Quel est votre chiffre d'affaires, votre zone d'activité et combien de clients avez-vous ?
Nous sommes présents dans 34 pays et embauchons 800 personnes à travers le monde. Nous réalisons un chiffre d'affaires total de 250 millions de dollars, avec 1,5 million de clients finaux. Nous travaillons notamment pour 84 % des 500 plus grandes sociétés mondiales, classées dans le Fortune 500.

Qu'a changé Internet dans vos activités de veille ?
Cela a d'abord décuplé notre base de données, qui est aujourd'hui de 375 millions d'articles de presse traditionnelle, 3,2 millions de blogs et 11.000 sites Web. Ce qui nous a fait réfléchir à la manière d'organiser l'information. Désormais, les entreprises ne peuvent plus avoir une vision exhaustive des informations qui circulent sur elles sur Internet. La blogosphère rend indispensable la veille informationnelle. Il a donc fallu s'adapter et créer des instruments à la mesure du phénomène. Ainsi, nous proposons des alertes sur des mots-clés, des thèmes, des phrases-clés, qui permettent à l'entreprise de rester informée sur un secteur d'activités, un sujet, ou une société. Nous accordons encore plus d'attention à la manière dont nous rendons compte de l'information à nos clients, en mettant l'accent sur le graphisme. Cela se présente sous forme de tableaux, d'histogrammes qui indiquent à la société sa présence dans les médias, la compare à ses concurrents, etc.

Vous avez sorti récemment une solution centrée sur Internet et qui intègre les informations publiées sur les blogs. Pourquoi ?
C'est une évolution logique d'Internet : une société est désormais citée des millions de fois et ne peut tout contrôler. Encore moins sur un blog, ouvert aux commentaires, plus difficilement repérable, mais extrêmement puissant car les informations y circulent vite. Prenons l'exemple de Sony, qui commercialisait des CD protégés qui installaient un logiciel de gestion des droits numériques. Certains blogueurs ont alors commencé à répandre l'information, certains commentaires étant particulièrement enflammés contre Sony. Dès le lendemain, l'information a été reprise par plusieurs médias en ligne. Face à ces critiques et à ces conséquences négatives pour la société, Sony a reculé et a retiré les CD protégés.

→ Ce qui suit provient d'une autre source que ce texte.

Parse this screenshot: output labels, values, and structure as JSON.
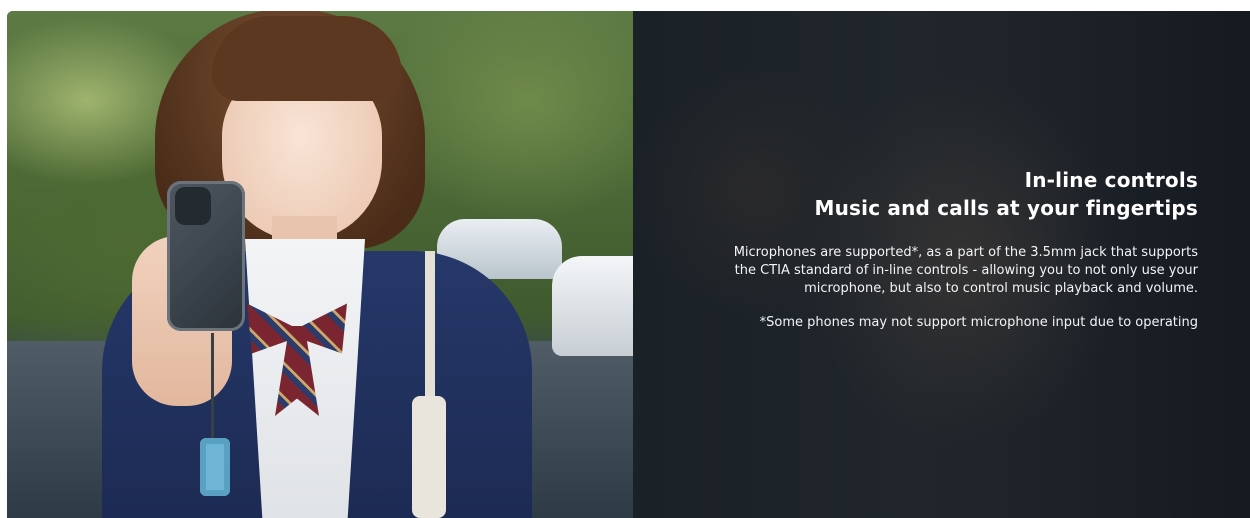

En quoi consiste cette solution ?
Notre solution s'adresse donc avant tout aux dirigeants, aux directeurs de la communication qui, ainsi, peuvent adapter leur message avant qu'un scandale n'explose.

3,2 millions de blogs et 11.000 sites Web agrégés"
N'est-il pas impossible de couvrir tout ce qui se dit sur les blogs, par définition mobiles et changeants ?
C'est certain, on ne peut pas tout contrôler. Mais, si l'on écarte les blogs inactifs ou peu mis à jour, on restreint déjà considérablement la zone d'action. On estime le nombre de blogs à 18 millions dans le monde, mais 60 % d'entre eux sont inactifs. Et, si l'on ne prend en compte que les blogs mis à jour quotidiennement ou au moins de manière hebdomadaire, on descend à quelques centaines de milliers. Notre solution, Factiva Insight Reputation Intelligence, agrège les 3,2 millions de blogs considérés comme les plus influents dans le monde. En plus, nous y ajoutons 11.000 sites Web et une bonne partie des forums.

Selon vous, en quoi les blogs ont-ils changé la communication des sociétés ?
Au départ, la vie d'une société était simple : dans ses relations extérieures, elle devait délivrer de l'information aux journalistes, aux analystes. Quand elle le souhaitait, elle publiait un communiqué de presse. Désormais, les consommateurs s'expriment sur leurs marques, leurs produits, sans leur demander leur avis. Cela a fortement complexifié la relation, mais c'est aussi un formidable outil de connaissance, de vision sur le marché, sur l'opinion des consommateurs.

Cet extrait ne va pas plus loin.